2

I have a nested JSON in a field that contains multiple important keys that I would like to retrieve as an array:

{
  "tasks": [
    {
      "id": "task_1",
      "name": "task_1_name",
      "assignees": [
        {
          "id": "assignee_1",
          "name": "assignee_1_name"
        }
      ]
    },
    {
      "id": "task_2",
      "name": "task_2_name",
      "assignees": [
        {
          "id": "assignee_2",
          "name": "assignee_2_name"
        },
        {
          "id": "assignee_3",
          "name": "assignee_3_name"
        }
      ]}]}

All the queries that I've tried so far fx ( $.tasks.*.assignees..id) and many others have returned

[
  "assignee_1",
  "assignee_2",
  "assignee_3"
]

But what I need is:

[
  ["assignee_1"],
  ["assignee_2", "assignee_3"]
]

Is it possible to do with JSONPath or any script inside of it, without involving 3rd party tools?

Aleeb
  • 35
  • 1
  • 5
  • 1
    The basic issue is that JSONPath is a *selection* language. It can select any of the items that are in your JSON, and it will give you a list of matches, such as `["assignee_1", "assignee_2", "assignee_3"]`. The result you want is not a selection, but a transformation - practically mapping "task" objects to arrays (`root.tasks.map(t => t.assignees.map(a => a.id))`. This is not something that JSONPath has been designed to do. – Tomalak Apr 21 '22 at 08:38
  • Similar question over here: https://stackoverflow.com/questions/30221930/jsonpath-to-transform-and-map-to-different-tiers-of-data-with-a-single-output – Tomalak Apr 21 '22 at 08:39
  • That's a pity. Thank you for clarifying things @Tomalak ! – Aleeb Apr 21 '22 at 11:27
  • What environment are you in? – Tomalak Apr 21 '22 at 12:27
  • I'm using Pentaho Data Integrator with Json Input step – Aleeb Apr 21 '22 at 12:34
  • I suppose you could [use a Javascript step](https://intellipaat.com/blog/tutorial/pentaho-tutorial/transforming-your-data-with-javascript-code-and-the-javascript-step/) instead - the code to get the data structure you want is in my first comment. – Tomalak Apr 21 '22 at 12:44
  • I may try to plug it into the stream indeed, I just hoped there's a solution to do it within the Json step using Json path. Thanks for the help! – Aleeb Apr 21 '22 at 12:48

1 Answers1

2

The problem you're facing is that tasks and assignees are arrays. You need to use [*] instead of .* to get the items in the array. So your path should look like

$.tasks[*].assignees[*].id

You can try it at https://json-everything.net/json-path.

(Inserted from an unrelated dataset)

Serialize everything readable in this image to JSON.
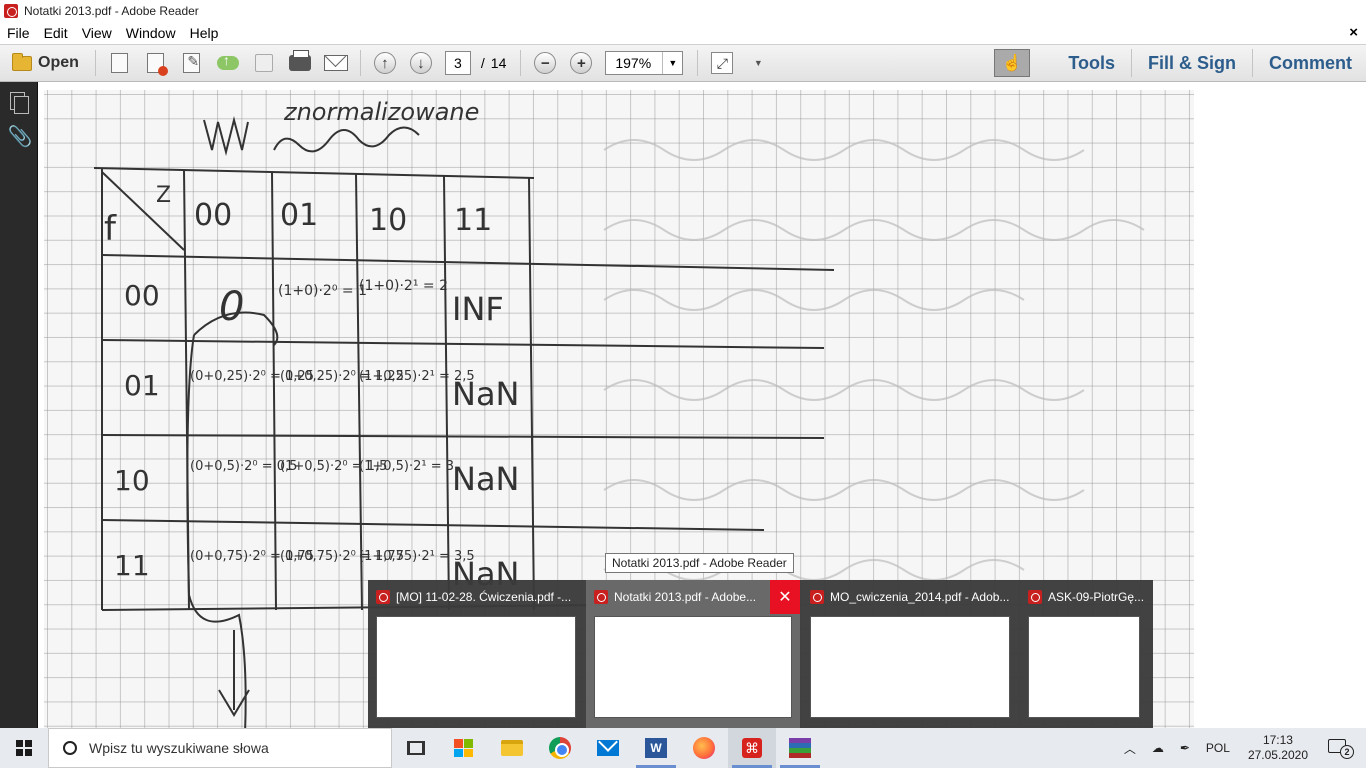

NOTE The output from my site will give you both the value and its location within the original document.

Edit

(I didn't read the whole thing :) )

You're not going to be able to get

[
  ["assignee_1"],
  ["assignee_2", "assignee_3"]
]

because, as @Tomalak mentioned, JSON Path is a query language. It's going to remove all structure and return only values.

gregsdennis
  • 7,218
  • 3
  • 38
  • 71